What are the possible ways to handle a “Hash Collision”?

‘Collision Resolution Policy’

- Open Addressing
- Closed Addressing “Chaining”
- Robin Hood Hashing

What is Open Addressing?

Put the key in some other index location separate from the one returned to us by the hash function. Usually the next OPEN (or free/available/nil) index.

Open addressing uses no extra space - every element is stored in the hash table.

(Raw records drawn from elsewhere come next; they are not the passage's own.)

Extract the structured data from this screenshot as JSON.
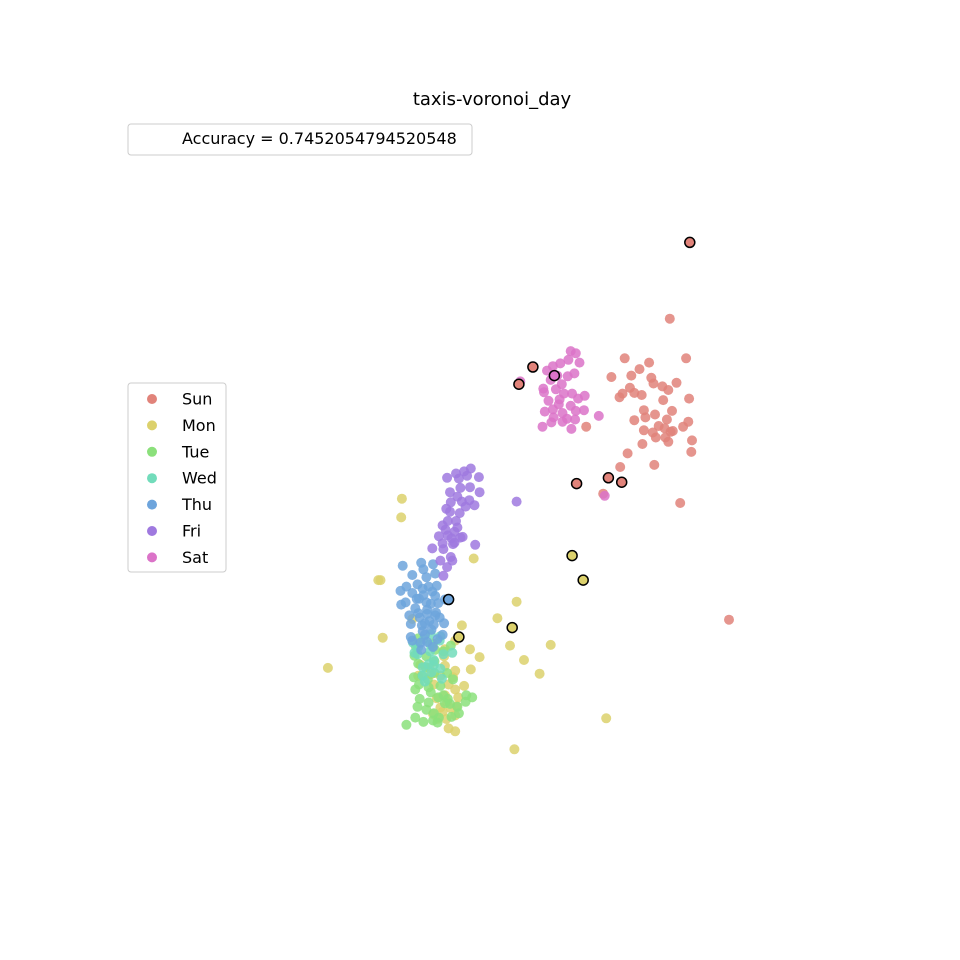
{
  "chart_data": {
    "type": "scatter",
    "title": "taxis-voronoi_day",
    "xlabel": "",
    "ylabel": "",
    "axes_visible": false,
    "grid": false,
    "annotation": "Accuracy = 0.7452054794520548",
    "annotation_placement": "upper-left",
    "legend_placement": "center-left",
    "xlim": [
      0,
      100
    ],
    "ylim": [
      0,
      100
    ],
    "series": [
      {
        "name": "Sun",
        "color": "#e1837a",
        "points": [
          [
            74.3,
            72.4
          ],
          [
            76.5,
            66.9
          ],
          [
            68.2,
            66.9
          ],
          [
            71.5,
            66.3
          ],
          [
            70.2,
            65.4
          ],
          [
            69.1,
            64.5
          ],
          [
            66.4,
            64.3
          ],
          [
            71.8,
            64.2
          ],
          [
            72.1,
            63.4
          ],
          [
            73.3,
            63.0
          ],
          [
            75.2,
            63.5
          ],
          [
            68.9,
            62.8
          ],
          [
            67.9,
            62.0
          ],
          [
            69.5,
            62.1
          ],
          [
            70.5,
            61.8
          ],
          [
            67.5,
            61.5
          ],
          [
            76.9,
            61.3
          ],
          [
            74.1,
            62.5
          ],
          [
            73.4,
            61.1
          ],
          [
            70.8,
            59.7
          ],
          [
            72.3,
            59.1
          ],
          [
            74.6,
            59.6
          ],
          [
            69.5,
            58.3
          ],
          [
            71.0,
            58.7
          ],
          [
            73.9,
            58.4
          ],
          [
            72.8,
            57.5
          ],
          [
            76.8,
            58.1
          ],
          [
            73.6,
            57.2
          ],
          [
            70.8,
            56.9
          ],
          [
            72.0,
            56.6
          ],
          [
            74.4,
            56.7
          ],
          [
            76.1,
            57.4
          ],
          [
            72.4,
            55.9
          ],
          [
            73.7,
            55.9
          ],
          [
            74.7,
            56.8
          ],
          [
            70.6,
            55.0
          ],
          [
            74.1,
            55.3
          ],
          [
            77.3,
            55.5
          ],
          [
            63.0,
            57.4
          ],
          [
            68.6,
            53.7
          ],
          [
            67.6,
            51.8
          ],
          [
            77.2,
            53.9
          ],
          [
            72.2,
            52.1
          ],
          [
            75.7,
            46.8
          ],
          [
            65.3,
            48.1
          ],
          [
            82.3,
            30.6
          ]
        ]
      },
      {
        "name": "Mon",
        "color": "#dcd16c",
        "points": [
          [
            38.1,
            47.4
          ],
          [
            38.0,
            44.8
          ],
          [
            47.8,
            39.1
          ],
          [
            34.9,
            36.1
          ],
          [
            35.2,
            36.1
          ],
          [
            53.6,
            33.1
          ],
          [
            39.5,
            30.7
          ],
          [
            51.0,
            30.8
          ],
          [
            46.2,
            29.8
          ],
          [
            35.5,
            28.1
          ],
          [
            45.3,
            27.7
          ],
          [
            47.3,
            26.5
          ],
          [
            52.7,
            27.0
          ],
          [
            58.2,
            27.1
          ],
          [
            43.9,
            26.5
          ],
          [
            48.6,
            25.4
          ],
          [
            54.6,
            25.0
          ],
          [
            43.8,
            25.5
          ],
          [
            28.1,
            23.9
          ],
          [
            41.8,
            23.9
          ],
          [
            40.6,
            24.3
          ],
          [
            43.9,
            24.2
          ],
          [
            45.3,
            23.5
          ],
          [
            42.0,
            23.0
          ],
          [
            43.3,
            22.8
          ],
          [
            47.4,
            23.7
          ],
          [
            45.0,
            22.6
          ],
          [
            40.3,
            22.8
          ],
          [
            56.7,
            23.1
          ],
          [
            42.4,
            21.6
          ],
          [
            44.4,
            21.6
          ],
          [
            45.3,
            20.9
          ],
          [
            46.5,
            21.4
          ],
          [
            43.9,
            20.1
          ],
          [
            45.7,
            19.8
          ],
          [
            42.8,
            19.7
          ],
          [
            44.2,
            19.2
          ],
          [
            45.5,
            18.6
          ],
          [
            43.3,
            18.4
          ],
          [
            44.7,
            18.3
          ],
          [
            45.3,
            17.3
          ],
          [
            44.1,
            16.8
          ],
          [
            42.9,
            16.8
          ],
          [
            43.6,
            17.8
          ],
          [
            65.7,
            16.9
          ],
          [
            44.4,
            15.5
          ],
          [
            45.3,
            15.1
          ],
          [
            42.3,
            17.5
          ],
          [
            53.3,
            12.6
          ]
        ]
      },
      {
        "name": "Tue",
        "color": "#8be07b",
        "points": [
          [
            40.3,
            28.0
          ],
          [
            42.3,
            27.3
          ],
          [
            42.6,
            26.4
          ],
          [
            43.7,
            26.2
          ],
          [
            44.7,
            27.0
          ],
          [
            40.0,
            26.8
          ],
          [
            39.8,
            25.6
          ],
          [
            41.4,
            25.5
          ],
          [
            42.5,
            24.8
          ],
          [
            40.3,
            24.5
          ],
          [
            41.3,
            24.0
          ],
          [
            42.5,
            23.2
          ],
          [
            44.2,
            23.2
          ],
          [
            45.0,
            22.3
          ],
          [
            39.7,
            22.6
          ],
          [
            40.8,
            22.8
          ],
          [
            41.6,
            22.3
          ],
          [
            40.4,
            21.6
          ],
          [
            41.7,
            21.2
          ],
          [
            43.3,
            21.4
          ],
          [
            39.9,
            20.9
          ],
          [
            42.0,
            20.5
          ],
          [
            43.7,
            20.1
          ],
          [
            40.5,
            19.6
          ],
          [
            41.7,
            19.1
          ],
          [
            43.0,
            19.8
          ],
          [
            44.3,
            19.6
          ],
          [
            46.8,
            20.1
          ],
          [
            40.2,
            18.5
          ],
          [
            41.4,
            18.1
          ],
          [
            42.4,
            17.6
          ],
          [
            45.8,
            17.6
          ],
          [
            44.6,
            18.9
          ],
          [
            47.6,
            19.8
          ],
          [
            41.0,
            16.4
          ],
          [
            42.3,
            16.6
          ],
          [
            44.8,
            17.1
          ],
          [
            45.6,
            18.5
          ],
          [
            43.1,
            17.0
          ],
          [
            43.9,
            19.0
          ],
          [
            46.7,
            19.2
          ],
          [
            39.9,
            17.0
          ],
          [
            38.7,
            16.0
          ],
          [
            42.9,
            16.3
          ]
        ]
      },
      {
        "name": "Wed",
        "color": "#72dcbb",
        "points": [
          [
            42.0,
            28.6
          ],
          [
            43.3,
            28.3
          ],
          [
            41.0,
            27.9
          ],
          [
            39.6,
            27.4
          ],
          [
            41.9,
            27.2
          ],
          [
            43.2,
            27.7
          ],
          [
            40.3,
            26.8
          ],
          [
            41.9,
            26.2
          ],
          [
            43.7,
            25.8
          ],
          [
            40.2,
            25.8
          ],
          [
            42.4,
            25.0
          ],
          [
            41.7,
            24.4
          ],
          [
            40.9,
            24.0
          ],
          [
            43.3,
            23.8
          ],
          [
            42.1,
            23.3
          ],
          [
            40.9,
            22.8
          ],
          [
            43.5,
            22.4
          ],
          [
            41.2,
            22.0
          ],
          [
            44.9,
            26.0
          ],
          [
            39.8,
            26.0
          ],
          [
            42.4,
            24.3
          ]
        ]
      },
      {
        "name": "Thu",
        "color": "#6da4dc",
        "points": [
          [
            38.2,
            38.1
          ],
          [
            40.7,
            38.5
          ],
          [
            42.3,
            38.3
          ],
          [
            41.0,
            37.6
          ],
          [
            42.6,
            37.0
          ],
          [
            39.5,
            36.8
          ],
          [
            41.4,
            36.5
          ],
          [
            40.2,
            35.5
          ],
          [
            41.7,
            35.2
          ],
          [
            42.8,
            35.3
          ],
          [
            38.7,
            35.2
          ],
          [
            40.9,
            34.9
          ],
          [
            42.2,
            34.5
          ],
          [
            39.5,
            34.3
          ],
          [
            41.0,
            34.0
          ],
          [
            42.6,
            33.9
          ],
          [
            38.6,
            33.0
          ],
          [
            40.1,
            33.5
          ],
          [
            41.4,
            33.0
          ],
          [
            43.0,
            32.9
          ],
          [
            39.9,
            32.2
          ],
          [
            41.5,
            32.0
          ],
          [
            42.7,
            31.6
          ],
          [
            39.1,
            31.2
          ],
          [
            40.5,
            30.9
          ],
          [
            41.8,
            30.4
          ],
          [
            43.2,
            30.9
          ],
          [
            40.8,
            29.8
          ],
          [
            42.1,
            29.2
          ],
          [
            40.9,
            29.0
          ],
          [
            39.3,
            28.2
          ],
          [
            41.2,
            28.5
          ],
          [
            42.9,
            27.9
          ],
          [
            39.5,
            27.7
          ],
          [
            41.5,
            27.5
          ],
          [
            42.3,
            26.8
          ],
          [
            40.7,
            26.4
          ],
          [
            39.3,
            30.0
          ],
          [
            43.8,
            30.1
          ],
          [
            42.6,
            31.2
          ],
          [
            37.9,
            34.6
          ],
          [
            38.0,
            32.7
          ],
          [
            43.9,
            33.4
          ],
          [
            41.5,
            31.4
          ],
          [
            42.4,
            29.9
          ],
          [
            40.6,
            27.4
          ],
          [
            40.3,
            31.5
          ],
          [
            42.0,
            32.8
          ],
          [
            43.6,
            28.5
          ],
          [
            40.4,
            33.5
          ],
          [
            41.2,
            30.1
          ]
        ]
      },
      {
        "name": "Fri",
        "color": "#9f79df",
        "points": [
          [
            45.4,
            50.9
          ],
          [
            46.9,
            50.6
          ],
          [
            45.8,
            50.2
          ],
          [
            44.2,
            50.3
          ],
          [
            46.0,
            48.9
          ],
          [
            44.6,
            48.3
          ],
          [
            45.6,
            47.7
          ],
          [
            44.7,
            46.9
          ],
          [
            44.1,
            46.0
          ],
          [
            45.9,
            45.4
          ],
          [
            44.3,
            44.3
          ],
          [
            45.6,
            43.4
          ],
          [
            44.3,
            42.3
          ],
          [
            46.3,
            42.1
          ],
          [
            45.2,
            41.3
          ],
          [
            44.8,
            41.9
          ],
          [
            44.0,
            43.1
          ],
          [
            45.4,
            44.3
          ],
          [
            46.0,
            42.0
          ],
          [
            46.7,
            46.3
          ],
          [
            47.9,
            46.5
          ],
          [
            48.6,
            48.3
          ],
          [
            47.3,
            49.0
          ],
          [
            48.5,
            50.4
          ],
          [
            46.5,
            51.2
          ],
          [
            47.4,
            51.6
          ],
          [
            46.2,
            47.0
          ],
          [
            47.2,
            47.2
          ],
          [
            45.0,
            41.1
          ],
          [
            44.7,
            39.3
          ],
          [
            43.7,
            40.4
          ],
          [
            44.9,
            38.8
          ],
          [
            44.2,
            37.9
          ],
          [
            43.7,
            36.7
          ],
          [
            43.3,
            38.8
          ],
          [
            43.6,
            43.7
          ],
          [
            44.6,
            45.6
          ],
          [
            42.2,
            40.5
          ],
          [
            43.6,
            41.2
          ],
          [
            43.1,
            42.2
          ],
          [
            48.0,
            41.0
          ],
          [
            53.6,
            47.0
          ],
          [
            45.2,
            42.8
          ]
        ]
      },
      {
        "name": "Sat",
        "color": "#db73c8",
        "points": [
          [
            60.9,
            67.9
          ],
          [
            61.6,
            67.6
          ],
          [
            60.6,
            66.7
          ],
          [
            62.1,
            66.3
          ],
          [
            59.5,
            66.2
          ],
          [
            58.5,
            65.8
          ],
          [
            57.7,
            65.2
          ],
          [
            59.1,
            64.5
          ],
          [
            60.5,
            64.4
          ],
          [
            61.4,
            64.8
          ],
          [
            58.2,
            63.9
          ],
          [
            59.7,
            63.3
          ],
          [
            57.2,
            62.7
          ],
          [
            58.9,
            62.6
          ],
          [
            60.0,
            62.0
          ],
          [
            61.1,
            62.0
          ],
          [
            59.4,
            61.2
          ],
          [
            57.9,
            61.0
          ],
          [
            61.9,
            61.3
          ],
          [
            62.8,
            61.7
          ],
          [
            60.9,
            60.3
          ],
          [
            59.3,
            60.5
          ],
          [
            58.5,
            59.8
          ],
          [
            61.6,
            59.6
          ],
          [
            59.8,
            59.3
          ],
          [
            60.4,
            58.5
          ],
          [
            62.7,
            59.7
          ],
          [
            57.4,
            59.5
          ],
          [
            58.6,
            58.7
          ],
          [
            61.5,
            58.4
          ],
          [
            64.7,
            58.9
          ],
          [
            57.1,
            57.4
          ],
          [
            54.1,
            63.7
          ],
          [
            58.3,
            58.0
          ],
          [
            59.8,
            58.1
          ],
          [
            61.0,
            57.1
          ],
          [
            65.5,
            47.8
          ],
          [
            57.3,
            62.2
          ]
        ]
      }
    ],
    "highlighted_points": [
      {
        "series": "Sun",
        "x": 77.0,
        "y": 83.0
      },
      {
        "series": "Sun",
        "x": 55.8,
        "y": 65.7
      },
      {
        "series": "Sat",
        "x": 58.7,
        "y": 64.5
      },
      {
        "series": "Sun",
        "x": 53.9,
        "y": 63.3
      },
      {
        "series": "Sun",
        "x": 61.7,
        "y": 49.5
      },
      {
        "series": "Sun",
        "x": 66.0,
        "y": 50.3
      },
      {
        "series": "Sun",
        "x": 67.8,
        "y": 49.7
      },
      {
        "series": "Mon",
        "x": 61.1,
        "y": 39.5
      },
      {
        "series": "Mon",
        "x": 62.6,
        "y": 36.1
      },
      {
        "series": "Thu",
        "x": 44.4,
        "y": 33.4
      },
      {
        "series": "Mon",
        "x": 53.0,
        "y": 29.5
      },
      {
        "series": "Mon",
        "x": 45.8,
        "y": 28.2
      }
    ]
  }
}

If it gets overfull, we can reallocate space and rehash.

When a collision occurs in open addressing, we can…

• probe nearby for a free position (leads to clustering, quadratic probing).

• go to a “random” position by using a second-level hash function.

• try a position given by a second, third, . . . hash function (this plus LCFS gives cuckoo hashing).

What are the downsides of Open Addressing?

- Makes it harder to interact with the data in the map later on.
- Leads to issues when another key hashes to the (previously nil) used up index.

What is Closed Addressing? (Chaining)

Uses Linked Lists to chain together keys which hash to the same index value.

Chaining uses an “overflow” list for each element in the hash table

• Elements that hash to the same slot are placed in a list. The slot contains a pointer to the head of this list.

• Insertion can then be done in constant time.

• A drawback is the additional space overhead.

• The distribution of sizes of lists turns out to be very uneven.

What are the downsides of Closed Addressing?

To get to the key we want we have to traverse the LinkedList stored in the ‘Collision Index’. This slows down the access time from O(1) to O(n). n being the size of LinkedList, i.e. the number of collisions for that particular index.

Why is it difficult to do BigO calculations on HashTables?

Because we always assume the worst-case scenario. For a Hash Table this means every single key hashes to the same index value, which means (using Closed Addressing) we essentially end up with a single Linked List which contains all our elements. In this scenario all BigO calculations are that of the Linked List… O(n).

Why do we want a reliable Hash Function?

To minimise Hash Collisions.

Knowing that the worst-case scenario for Hash Tables is terrible, what are the BigO results for the average-case scenario for a Hash Table?

They are all O(1)!

To ACCESS, SEARCH for, INSERT, or DELETE a key/value pair from out dictionary, all we need to do. is run that key though the has function and it’ll tell us what index in the hash table to go to in order to perform that operation.

*they can be O(n) in the instance of hash collisions

What is a hash table?

a data structure which organizes data using hash functions in order to support quick insertion and search.